Tout ébouriffé, un peignoir élimé sur le dos, Antoine Lebel se sent bien, même très bien. Il a envie de musique, quelque chose en accord avec son état d'esprit. Il parcourt en diagonale sa collection de vinyles et choisit sans hésiter un album des Plimsouls

Le bras de la platine atterrit mollement sur le disque, quelques crépitements se font entendre, puis les accords de guitare, tranchants comme des lames de rasoir, envahissent la pièce, ils sont suivis d'arpèges carillonnants qui restent immanquablement en mémoire. La voix déchirée du chanteur lui procure une joie immédiate, les poils de ses bras se hérissent  de plaisir. Antoine s'improvise guitariste armé d'une Telecaster imaginaire puis chanteur en hurlant les paroles de la piste n°2 de la face 1. 

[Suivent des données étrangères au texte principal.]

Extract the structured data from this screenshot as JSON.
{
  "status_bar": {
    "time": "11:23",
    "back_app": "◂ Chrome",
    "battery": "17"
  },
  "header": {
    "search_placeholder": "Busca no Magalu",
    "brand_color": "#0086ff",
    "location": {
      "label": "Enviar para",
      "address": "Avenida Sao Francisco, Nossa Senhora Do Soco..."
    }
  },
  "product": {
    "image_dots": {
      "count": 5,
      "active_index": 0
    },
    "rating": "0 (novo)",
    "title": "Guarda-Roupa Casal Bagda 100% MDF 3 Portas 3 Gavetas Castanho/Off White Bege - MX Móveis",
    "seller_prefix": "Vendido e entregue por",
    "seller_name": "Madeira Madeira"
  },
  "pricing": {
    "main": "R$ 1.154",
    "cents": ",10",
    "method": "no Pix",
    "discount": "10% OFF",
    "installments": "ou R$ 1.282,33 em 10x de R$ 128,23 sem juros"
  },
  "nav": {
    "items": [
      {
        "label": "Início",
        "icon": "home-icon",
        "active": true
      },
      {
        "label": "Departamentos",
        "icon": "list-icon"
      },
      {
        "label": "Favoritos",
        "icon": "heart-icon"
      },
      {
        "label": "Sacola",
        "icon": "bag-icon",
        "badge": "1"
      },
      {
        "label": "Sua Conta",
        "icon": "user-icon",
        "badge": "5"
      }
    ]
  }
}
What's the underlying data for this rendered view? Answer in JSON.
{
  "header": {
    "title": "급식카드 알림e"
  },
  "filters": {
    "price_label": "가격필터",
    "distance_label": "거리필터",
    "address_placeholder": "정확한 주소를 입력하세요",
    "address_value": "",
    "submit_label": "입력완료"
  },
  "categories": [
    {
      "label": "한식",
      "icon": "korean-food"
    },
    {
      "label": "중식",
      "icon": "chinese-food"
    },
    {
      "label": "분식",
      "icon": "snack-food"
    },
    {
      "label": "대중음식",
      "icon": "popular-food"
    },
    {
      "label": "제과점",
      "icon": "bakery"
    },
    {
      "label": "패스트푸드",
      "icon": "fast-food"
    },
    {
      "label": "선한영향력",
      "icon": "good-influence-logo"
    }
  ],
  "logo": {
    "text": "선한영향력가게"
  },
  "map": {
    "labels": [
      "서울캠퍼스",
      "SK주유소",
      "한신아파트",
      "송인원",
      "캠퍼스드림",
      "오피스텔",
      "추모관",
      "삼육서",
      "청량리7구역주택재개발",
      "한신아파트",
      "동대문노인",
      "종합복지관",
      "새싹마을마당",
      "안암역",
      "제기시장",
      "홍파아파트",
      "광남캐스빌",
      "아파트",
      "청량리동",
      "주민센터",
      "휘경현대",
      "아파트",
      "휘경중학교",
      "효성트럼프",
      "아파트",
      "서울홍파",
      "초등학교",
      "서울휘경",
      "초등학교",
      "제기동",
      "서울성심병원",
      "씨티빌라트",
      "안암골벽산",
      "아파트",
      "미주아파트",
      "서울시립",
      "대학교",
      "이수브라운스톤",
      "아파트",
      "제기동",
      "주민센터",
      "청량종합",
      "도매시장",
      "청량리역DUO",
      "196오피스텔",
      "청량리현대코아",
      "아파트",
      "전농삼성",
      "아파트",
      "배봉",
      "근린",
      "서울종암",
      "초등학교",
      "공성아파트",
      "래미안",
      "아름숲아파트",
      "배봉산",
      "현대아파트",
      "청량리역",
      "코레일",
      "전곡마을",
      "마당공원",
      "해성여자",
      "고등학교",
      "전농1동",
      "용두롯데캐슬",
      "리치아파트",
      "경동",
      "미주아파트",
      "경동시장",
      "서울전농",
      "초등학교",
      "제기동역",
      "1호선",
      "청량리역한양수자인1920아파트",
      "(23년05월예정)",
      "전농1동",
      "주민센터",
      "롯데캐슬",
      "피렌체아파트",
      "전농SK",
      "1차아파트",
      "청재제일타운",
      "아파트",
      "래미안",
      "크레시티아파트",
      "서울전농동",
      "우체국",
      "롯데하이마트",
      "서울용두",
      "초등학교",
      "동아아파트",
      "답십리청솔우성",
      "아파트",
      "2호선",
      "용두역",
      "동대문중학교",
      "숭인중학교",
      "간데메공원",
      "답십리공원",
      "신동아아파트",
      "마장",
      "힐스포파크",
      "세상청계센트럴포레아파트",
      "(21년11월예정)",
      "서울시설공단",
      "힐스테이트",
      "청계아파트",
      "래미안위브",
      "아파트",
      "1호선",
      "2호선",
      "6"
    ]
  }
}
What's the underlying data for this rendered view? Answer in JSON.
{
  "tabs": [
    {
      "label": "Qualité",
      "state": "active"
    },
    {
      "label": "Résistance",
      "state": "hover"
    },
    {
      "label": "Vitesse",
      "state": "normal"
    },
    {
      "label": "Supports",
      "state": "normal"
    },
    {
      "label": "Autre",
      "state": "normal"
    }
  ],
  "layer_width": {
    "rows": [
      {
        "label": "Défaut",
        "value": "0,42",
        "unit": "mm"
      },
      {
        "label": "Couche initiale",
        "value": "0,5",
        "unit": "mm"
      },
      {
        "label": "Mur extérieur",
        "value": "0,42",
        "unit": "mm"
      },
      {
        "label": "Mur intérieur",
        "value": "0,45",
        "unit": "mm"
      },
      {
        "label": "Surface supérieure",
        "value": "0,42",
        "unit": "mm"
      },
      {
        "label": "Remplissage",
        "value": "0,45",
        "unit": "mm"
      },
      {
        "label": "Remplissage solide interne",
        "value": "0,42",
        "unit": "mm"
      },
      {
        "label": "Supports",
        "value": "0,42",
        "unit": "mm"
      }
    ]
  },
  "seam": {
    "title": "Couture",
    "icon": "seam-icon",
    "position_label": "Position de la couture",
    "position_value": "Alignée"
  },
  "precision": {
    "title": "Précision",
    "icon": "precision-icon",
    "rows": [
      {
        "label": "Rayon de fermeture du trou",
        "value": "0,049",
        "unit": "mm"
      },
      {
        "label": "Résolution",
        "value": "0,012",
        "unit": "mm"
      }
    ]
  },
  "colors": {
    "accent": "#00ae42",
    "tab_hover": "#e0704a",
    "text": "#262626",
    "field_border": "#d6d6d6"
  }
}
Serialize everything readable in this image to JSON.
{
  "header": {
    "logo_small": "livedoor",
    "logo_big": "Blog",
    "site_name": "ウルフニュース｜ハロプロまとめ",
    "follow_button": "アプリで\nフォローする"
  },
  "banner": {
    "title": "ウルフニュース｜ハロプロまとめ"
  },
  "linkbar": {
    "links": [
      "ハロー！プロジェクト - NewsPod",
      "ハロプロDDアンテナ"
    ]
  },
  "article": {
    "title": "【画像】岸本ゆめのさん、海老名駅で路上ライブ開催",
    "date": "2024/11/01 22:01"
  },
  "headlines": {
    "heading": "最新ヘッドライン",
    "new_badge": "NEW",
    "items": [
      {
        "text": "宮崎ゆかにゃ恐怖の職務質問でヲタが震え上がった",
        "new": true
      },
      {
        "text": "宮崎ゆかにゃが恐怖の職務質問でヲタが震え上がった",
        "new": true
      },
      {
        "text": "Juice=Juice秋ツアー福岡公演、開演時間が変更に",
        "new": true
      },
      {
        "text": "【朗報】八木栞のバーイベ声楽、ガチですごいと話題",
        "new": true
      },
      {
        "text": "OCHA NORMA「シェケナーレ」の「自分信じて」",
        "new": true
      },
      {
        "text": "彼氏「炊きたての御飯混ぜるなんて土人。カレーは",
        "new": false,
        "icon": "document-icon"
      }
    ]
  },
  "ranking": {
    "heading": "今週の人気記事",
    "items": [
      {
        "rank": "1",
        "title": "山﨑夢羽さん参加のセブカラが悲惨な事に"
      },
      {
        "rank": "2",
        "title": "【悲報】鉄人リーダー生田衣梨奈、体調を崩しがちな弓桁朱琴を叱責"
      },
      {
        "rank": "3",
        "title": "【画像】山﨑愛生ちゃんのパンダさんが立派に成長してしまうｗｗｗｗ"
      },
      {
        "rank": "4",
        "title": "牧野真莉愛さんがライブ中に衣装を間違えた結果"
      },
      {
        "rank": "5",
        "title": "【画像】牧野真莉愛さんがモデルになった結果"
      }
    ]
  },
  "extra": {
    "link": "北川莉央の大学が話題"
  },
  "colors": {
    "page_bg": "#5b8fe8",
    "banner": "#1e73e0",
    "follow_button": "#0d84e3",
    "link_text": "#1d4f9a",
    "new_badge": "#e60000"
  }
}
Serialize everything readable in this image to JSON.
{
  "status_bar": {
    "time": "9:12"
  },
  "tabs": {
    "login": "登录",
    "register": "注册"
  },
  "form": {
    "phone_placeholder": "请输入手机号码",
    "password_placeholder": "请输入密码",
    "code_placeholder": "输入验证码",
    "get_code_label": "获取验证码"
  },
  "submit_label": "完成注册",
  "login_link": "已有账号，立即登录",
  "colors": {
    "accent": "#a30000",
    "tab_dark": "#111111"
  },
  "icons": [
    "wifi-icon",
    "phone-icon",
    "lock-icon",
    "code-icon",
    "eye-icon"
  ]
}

Girl I need your love tonight
I can't wait I must know
What's on your mind
The same thing's on mine
I can't wait any longer
Oh yeah ‘cause I need you now

Epuisé d'avoir tant donné à son public invisible, il s'échoue sur le sofa en velours gris et déguste un moka brulant. Il le sirote comme un petit vieux, à petites gorgées, prudemment. Détendu, il allume une cigarette, inspire une grande bouffée toxique et expire en laissant échapper un nuage de fumée aux reflets dorés. Il fait beau dehors, le soleil projette l'ombre des feuillages de la rue sur les murs blancs du salon. Son chat, Mistoufle, se blottit contre lui. La chaleur de l'animal, son poil duveteux et fourni appellent machinalement sa main, qui  se pose sur la nuque du chat qu'il chatouille avec précaution. La bête domestiquée, grosse boule de poils capricieuse et égoïste en ronronne de satisfaction.

Power Pop ! Les chansons s'enchainent à un rythme effréné, il contemple son environnement avec fierté, il se dit que sa bibliothèque, aussi chaotique soit-elle, truffée de bandes dessinées du vingtième siècle, de romans cultes et censurés, d'objets disparates (un oiseau en biscuit, un robot des années 80, quelques aquarelles érotiques minuscules, une statue de Snoopy, un vieil appareil photo reflex, des bougies parfumées), est celle d'un homme de goût, d'un gentilhomme. Malgré le désordre ambiant, le lieu est le reflet d'une culture durement acquise à force de fréquenter, musées, salles de concerts et bibliothèques. Lebel se définit comme un esthète, mais un esthète qui n'a pas oublié son extraction populaire, il sait parfaitement d'où il vient. Sa gigantesque collection de disques est à l'image de sa bibliothèque, atypique, exigeante, regorgeant de disques curieux, imprévisibles, dangereux... Autant de trésors cachés qu'il ne partage qu'avec des initiés.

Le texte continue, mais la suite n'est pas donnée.